Even the local residents are hoping that La Salle’s brain trust reverses its decision.
“The students are really nice and generous,” said Tameka Wilson, who lives two blocks from the school. “They’re very polite to the neighbors . . . no problems at all. Respectful. It keeps kids off the streets, and I think it would be sad to take that away from them.”
Most students expressed bewilderment because of the letter sent by administration on Sept. 29 that lauds La Salle for taking “considerable pride in our athletic programs” and recognizes “the passion and energy that stem from cheering on the Blue and Gold” and that “our student-athletes are well-rounded representatives of our community . . . embodiments of our nearly 160-year-old mission to transform lives through a commitment to social justice and high-impact education,” yet further states that “this action will provide a better overall experience for La Salle's remaining student-athletes and create a more sustainable environment for the University's athletics department.”
“How can this be better in any way?” said a La Salle underclassman athlete who preferred anonymity. “Think about it. It’s heartless to say that this is ‘good’ for the community. What does that teach us? That when the going gets tough, you just throw someone out on the street? How is that part of the mission?
“I don’t think the school really thought it through and hopefully will recognize that there are avenues available other than just dropping baseball as well as the other sports. That’s not the ‘La Salle way,’ or at least I didn’t think it was.”
Numerous baseball players matriculate as majors in La Salle’s prestigious School of Business and are desirous of employing some of the financial strategies they learned under the tutelage of professors and administrators.
How, they wonder, can they discover a plan that would transform hopeless gloom into realistic sustainability?
“My biggest point was that the kids from the baseball team that would be torn away from this university are going to be the kids that go out and make money because they’re getting the education from one of the best wings of the school,” said aforementioned Tommy Toal, who is a senior academically but has junior athletic eligibility. “So it’s really important. We all want to stick around. We all want to get that La Salle business degree, and we all want to go make money and contribute back to the school that we love.”
Alumni also felt the sting of losing a measure of their identity.
“It was definitely shocking,” said 2016 La Salle graduate and former baseball player James Santore, who helped organize the awareness effort. “The thing I compare it to is like a death in the family. It felt like a piece of me was taken away.”
Despite the disappointment, Santore believes his alma mater can still make amends.
“To the school, we want them to know that we are not mad at them,” said Santore. “We’re not anything besides wanting to work with them.
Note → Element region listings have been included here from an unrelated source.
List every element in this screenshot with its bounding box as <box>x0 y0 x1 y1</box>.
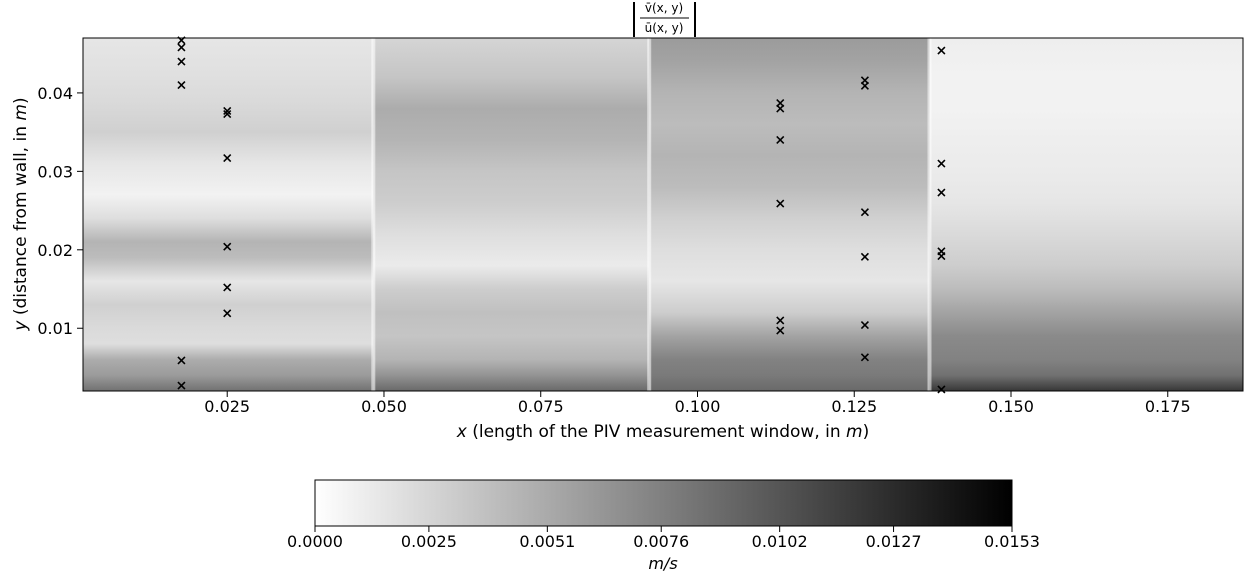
markers <box>177 36 946 394</box>
x-tick-label: 0.050 <box>361 397 407 416</box>
colorbar-tick-label: 0.0153 <box>984 532 1040 551</box>
y-axis: 0.01 0.02 0.03 0.04 <box>37 84 83 338</box>
marker-point <box>177 356 186 365</box>
x-tick-label: 0.125 <box>831 397 877 416</box>
colorbar: 0.0000 0.0025 0.0051 0.0076 0.0102 0.0127 0.01… <box>287 479 1040 573</box>
marker-point <box>776 326 785 335</box>
x-tick-label: 0.175 <box>1145 397 1191 416</box>
heatmap-panel-1 <box>83 38 374 391</box>
colorbar-tick-label: 0.0102 <box>752 532 808 551</box>
marker-point <box>177 57 186 66</box>
colorbar-ticks: 0.0000 0.0025 0.0051 0.0076 0.0102 0.0127 0.01… <box>287 526 1040 551</box>
marker-point <box>177 381 186 390</box>
marker-point <box>776 199 785 208</box>
marker-point <box>937 159 946 168</box>
heatmap <box>83 38 1243 391</box>
marker-point <box>776 104 785 113</box>
marker-point <box>937 46 946 55</box>
marker-point <box>223 153 232 163</box>
y-axis-label-close: ) <box>11 97 31 104</box>
x-tick-label: 0.100 <box>675 397 721 416</box>
plot-frame <box>82 37 1244 392</box>
title-denominator: ū(x, y) <box>645 21 684 35</box>
x-tick-label: 0.025 <box>204 397 250 416</box>
marker-point <box>776 135 785 145</box>
marker-point <box>177 43 186 52</box>
panel-boundary-3 <box>927 38 932 391</box>
marker-point <box>223 242 232 251</box>
marker-point <box>223 309 232 318</box>
x-axis-label: x (length of the PIV measurement window,… <box>456 422 870 442</box>
marker-point <box>937 385 946 394</box>
x-axis-label-text: (length of the PIV measurement window, i… <box>467 422 846 442</box>
x-axis-label-close: ) <box>863 422 870 442</box>
marker-point <box>223 110 232 119</box>
colorbar-label: m/s <box>648 554 677 573</box>
x-tick-label: 0.150 <box>988 397 1034 416</box>
marker-point <box>223 106 232 116</box>
colorbar-tick-label: 0.0025 <box>401 532 457 551</box>
marker-point <box>937 252 946 261</box>
chart-title: v̄(x, y) ū(x, y) <box>633 1 696 37</box>
x-axis: 0.025 0.050 0.075 0.100 0.125 0.150 0.175 <box>204 391 1191 416</box>
y-tick-label: 0.02 <box>37 241 73 260</box>
marker-point <box>937 188 946 197</box>
marker-point <box>177 81 186 90</box>
y-axis-label-text: (distance from wall, in <box>11 121 31 321</box>
colorbar-tick-label: 0.0127 <box>866 532 922 551</box>
x-axis-label-var: x <box>456 422 468 442</box>
y-axis-label-unit: m <box>11 104 31 121</box>
y-axis-label-var: y <box>11 320 31 332</box>
colorbar-tick-label: 0.0051 <box>519 532 575 551</box>
marker-point <box>860 81 869 90</box>
x-tick-label: 0.075 <box>518 397 564 416</box>
panel-boundary-2 <box>647 38 652 391</box>
heatmap-panel-3 <box>649 38 930 391</box>
marker-point <box>223 283 232 292</box>
y-axis-label: y (distance from wall, in m) <box>11 97 31 331</box>
marker-point <box>860 321 869 330</box>
x-axis-label-unit: m <box>846 422 863 442</box>
colorbar-tick-label: 0.0000 <box>287 532 343 551</box>
y-tick-label: 0.04 <box>37 84 73 103</box>
panel-boundary-1 <box>371 38 376 391</box>
colorbar-tick-label: 0.0076 <box>633 532 689 551</box>
heatmap-panel-4 <box>929 38 1243 391</box>
y-tick-label: 0.01 <box>37 319 73 338</box>
panel-boundaries <box>371 38 932 391</box>
heatmap-panel-2 <box>373 38 650 391</box>
y-tick-label: 0.03 <box>37 162 73 181</box>
title-numerator: v̄(x, y) <box>645 1 683 15</box>
colorbar-gradient <box>314 479 1013 527</box>
marker-point <box>860 208 869 217</box>
marker-point <box>776 316 785 325</box>
marker-point <box>860 252 869 261</box>
marker-point <box>860 353 869 362</box>
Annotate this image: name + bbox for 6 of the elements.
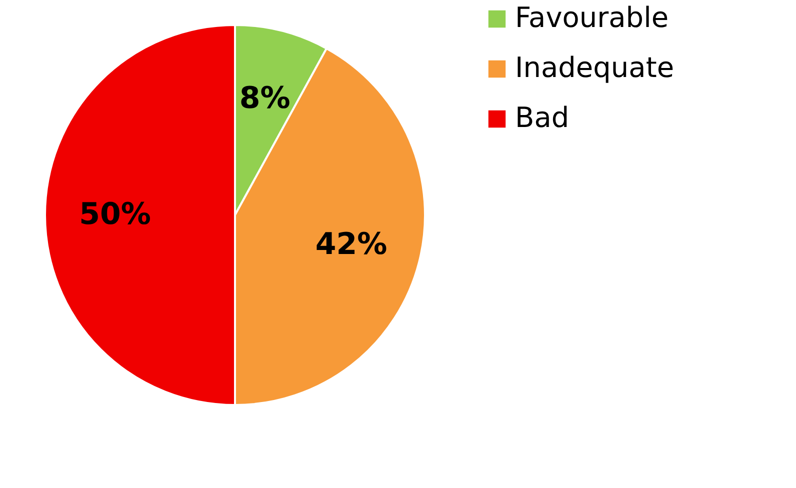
- legend-label: Inadequate: [515, 51, 674, 84]
- data-label: 8%: [239, 80, 290, 116]
- legend-label: Bad: [515, 101, 570, 134]
- data-label: 42%: [315, 226, 388, 262]
- legend-label: Favourable: [515, 1, 669, 34]
- data-label: 50%: [79, 197, 151, 232]
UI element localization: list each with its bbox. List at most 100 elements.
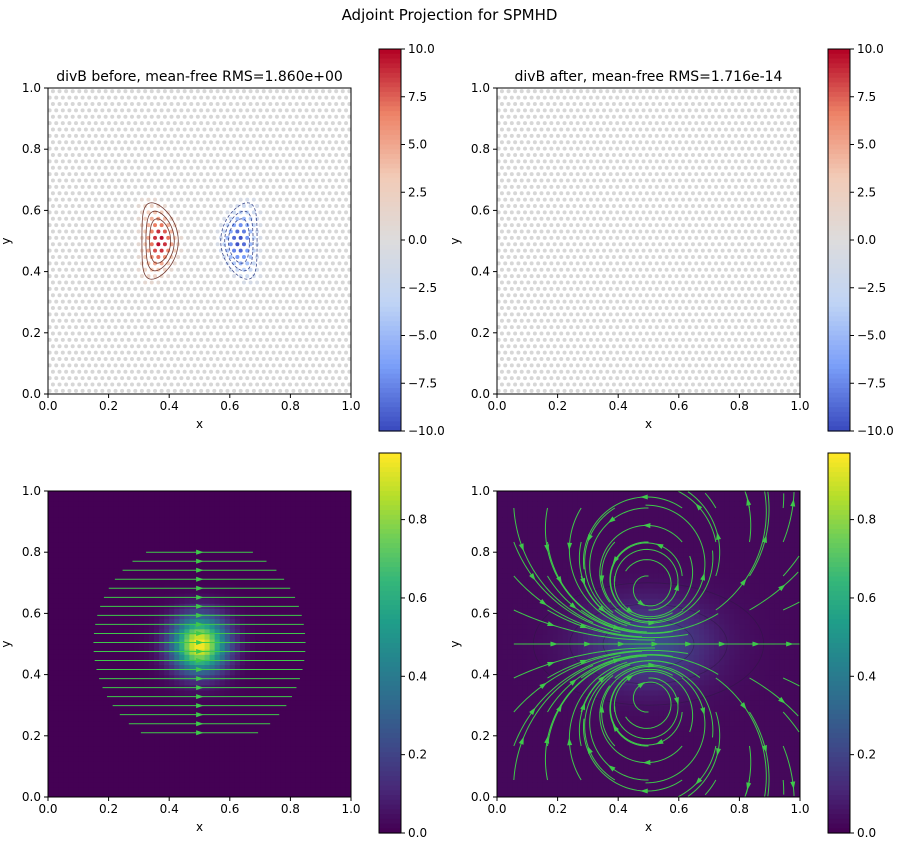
colorbar-segment	[379, 77, 401, 84]
particle	[265, 312, 270, 317]
particle	[779, 388, 784, 393]
particle	[786, 197, 791, 202]
heatmap-cell	[224, 776, 231, 783]
particle	[297, 172, 302, 177]
particle	[618, 101, 623, 106]
particle	[278, 235, 283, 240]
particle	[714, 299, 719, 304]
particle	[291, 133, 296, 138]
particle	[753, 184, 758, 189]
particle	[136, 344, 141, 349]
heatmap-cell	[214, 781, 221, 788]
particle	[317, 133, 322, 138]
particle	[116, 267, 121, 272]
particle	[120, 312, 125, 317]
particle	[185, 376, 190, 381]
particle	[176, 165, 181, 170]
particle	[714, 350, 719, 355]
particle	[575, 325, 580, 330]
particle	[153, 133, 158, 138]
particle	[625, 305, 630, 310]
particle	[235, 191, 240, 196]
particle	[225, 121, 230, 126]
particle	[644, 254, 649, 259]
particle	[218, 159, 223, 164]
particle	[294, 331, 299, 336]
particle	[684, 127, 689, 132]
particle	[149, 305, 154, 310]
particle	[199, 121, 204, 126]
particle	[746, 95, 751, 100]
particle	[733, 350, 738, 355]
heatmap-cell	[260, 786, 266, 793]
particle	[238, 376, 243, 381]
particle	[284, 210, 289, 215]
particle	[598, 280, 603, 285]
particle	[340, 305, 345, 310]
particle	[714, 337, 719, 342]
particle	[720, 108, 725, 113]
particle	[786, 184, 791, 189]
particle	[549, 274, 554, 279]
particle	[664, 178, 669, 183]
particle	[750, 267, 755, 272]
particle	[222, 152, 227, 157]
particle	[301, 382, 306, 387]
particle	[136, 165, 141, 170]
particle	[625, 267, 630, 272]
heatmap-cell	[143, 781, 150, 788]
particle	[760, 121, 765, 126]
particle	[153, 325, 158, 330]
particle	[506, 229, 511, 234]
particle	[261, 280, 266, 285]
particle	[116, 127, 121, 132]
particle	[763, 191, 768, 196]
particle	[687, 337, 692, 342]
particle	[149, 203, 154, 208]
particle	[57, 356, 62, 361]
particle	[143, 165, 148, 170]
particle	[93, 274, 98, 279]
particle	[625, 280, 630, 285]
particle	[559, 178, 564, 183]
particle	[654, 210, 659, 215]
particle	[562, 261, 567, 266]
particle	[261, 191, 266, 196]
heatmap-cell	[305, 776, 312, 783]
particle	[783, 254, 788, 259]
particle	[694, 235, 699, 240]
particle	[103, 267, 108, 272]
particle	[578, 203, 583, 208]
particle	[536, 133, 541, 138]
particle	[185, 363, 190, 368]
particle	[169, 101, 174, 106]
particle	[730, 127, 735, 132]
particle	[274, 242, 279, 247]
particle	[519, 152, 524, 157]
particle	[542, 261, 547, 266]
particle	[539, 242, 544, 247]
particle	[572, 267, 577, 272]
particle	[631, 101, 636, 106]
particle	[687, 274, 692, 279]
particle	[516, 172, 521, 177]
particle	[697, 165, 702, 170]
particle	[311, 133, 316, 138]
particle	[317, 197, 322, 202]
particle	[585, 89, 590, 94]
particle	[245, 235, 250, 240]
particle	[694, 325, 699, 330]
particle	[506, 152, 511, 157]
particle	[631, 293, 636, 298]
particle	[265, 121, 270, 126]
heatmap-cell	[199, 781, 206, 788]
particle	[189, 369, 194, 374]
particle	[572, 305, 577, 310]
particle	[539, 254, 544, 259]
particle	[582, 172, 587, 177]
colorbar-tick-label: −2.5	[408, 281, 437, 295]
particle	[783, 293, 788, 298]
particle	[261, 318, 266, 323]
particle	[222, 280, 227, 285]
particle	[602, 108, 607, 113]
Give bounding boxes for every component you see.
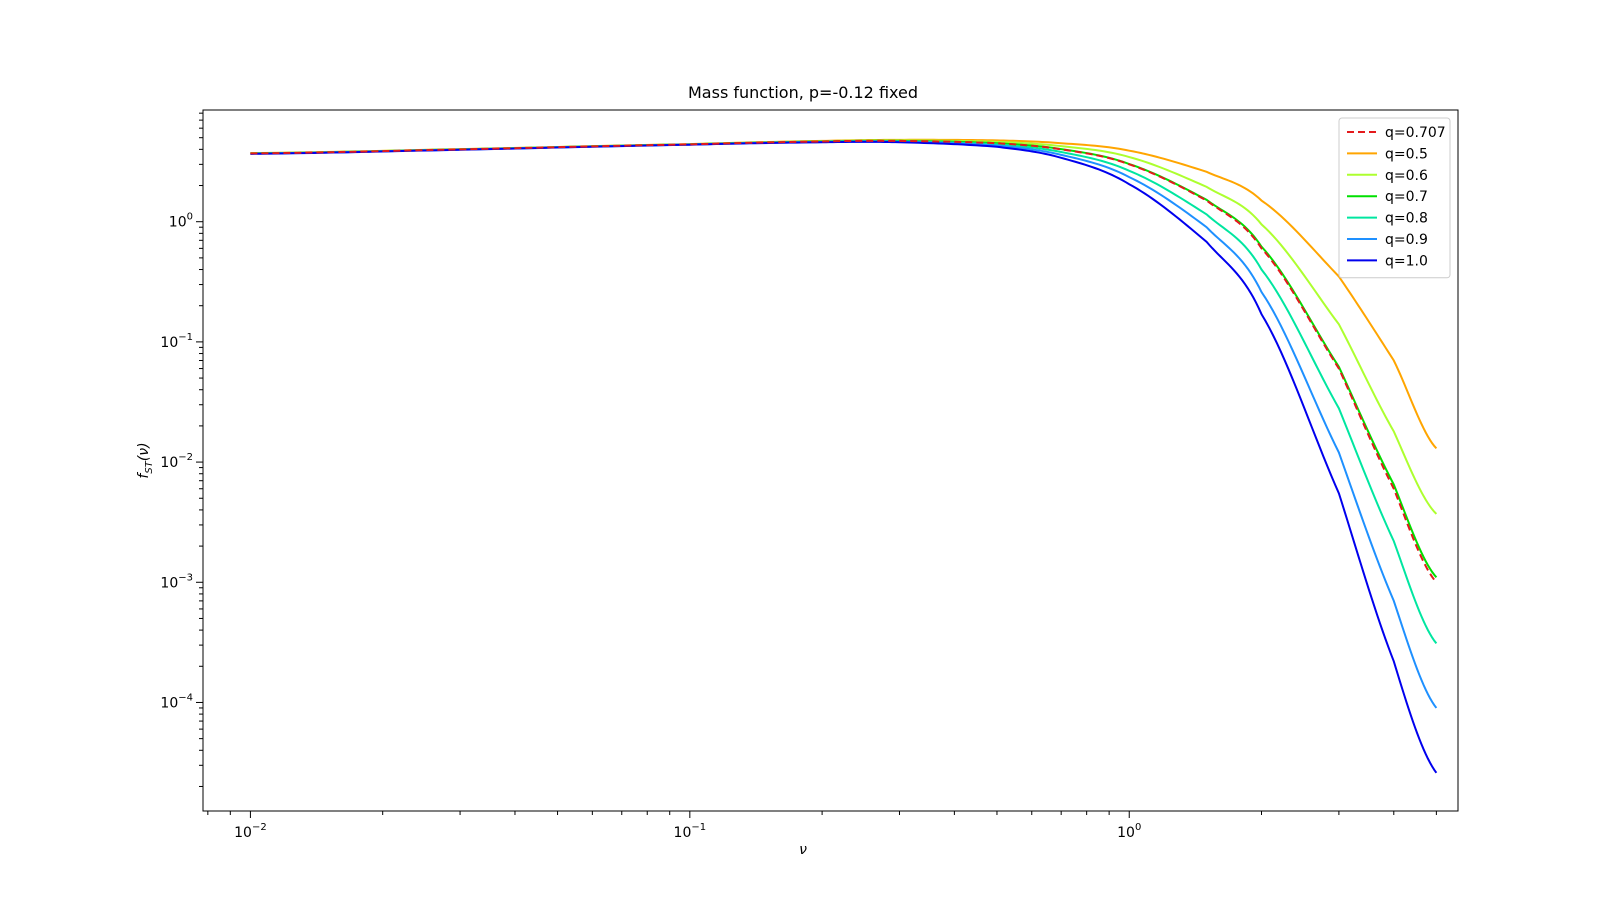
x-axis-label: ν — [799, 842, 807, 858]
series-line-q-1-0 — [250, 140, 1438, 774]
chart-title: Mass function, p=-0.12 fixed — [688, 83, 918, 102]
x-axis: 10−2 10−1 100 — [207, 811, 1437, 841]
y-axis-label: fST(ν) — [136, 442, 155, 478]
x-tick-label: 100 — [1117, 822, 1141, 841]
y-tick-label: 10−4 — [160, 692, 193, 711]
legend-label: q=0.9 — [1385, 232, 1428, 248]
legend-label: q=0.707 — [1385, 125, 1446, 141]
legend-label: q=0.7 — [1385, 189, 1428, 205]
series-line-q-0-9 — [250, 140, 1438, 709]
series-line-q-0-707 — [250, 139, 1438, 583]
legend-label: q=0.5 — [1385, 146, 1428, 162]
y-tick-label: 10−3 — [160, 572, 193, 591]
x-tick-label: 10−1 — [674, 822, 707, 841]
y-tick-label: 100 — [169, 212, 193, 231]
y-tick-label: 10−1 — [160, 332, 193, 351]
legend: q=0.707 q=0.5 q=0.6 q=0.7 q=0.8 q=0.9 q=1.0 — [1338, 117, 1451, 279]
legend-label: q=0.8 — [1385, 211, 1428, 227]
legend-box — [1338, 117, 1451, 279]
series-line-q-0-8 — [250, 140, 1438, 645]
series-lines — [250, 138, 1438, 774]
x-tick-label: 10−2 — [234, 822, 267, 841]
plot-area — [202, 109, 1459, 812]
series-line-q-0-5 — [250, 138, 1438, 450]
legend-label: q=0.6 — [1385, 168, 1428, 184]
series-line-q-0-7 — [250, 139, 1438, 578]
legend-label: q=1.0 — [1385, 253, 1428, 269]
y-axis: 10−4 10−3 10−2 10−1 100 — [160, 112, 203, 787]
series-line-q-0-6 — [250, 139, 1438, 515]
y-tick-label: 10−2 — [160, 452, 193, 471]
Everything that has helped out with this is something I learned in the business school.
“In high school, I was very introverted. I wasn’t that person who could go and talk to people. I went to La Salle and was able to break out of my shell and be able to do this type of stuff to really make a difference. To see not only myself but also my friends and teammates be able to step up using all the stuff we learned – using our relationships and our passion to be able to make a difference now – is the best thing in the world. We’re just trying to make this happen and reach our goal to save this program.”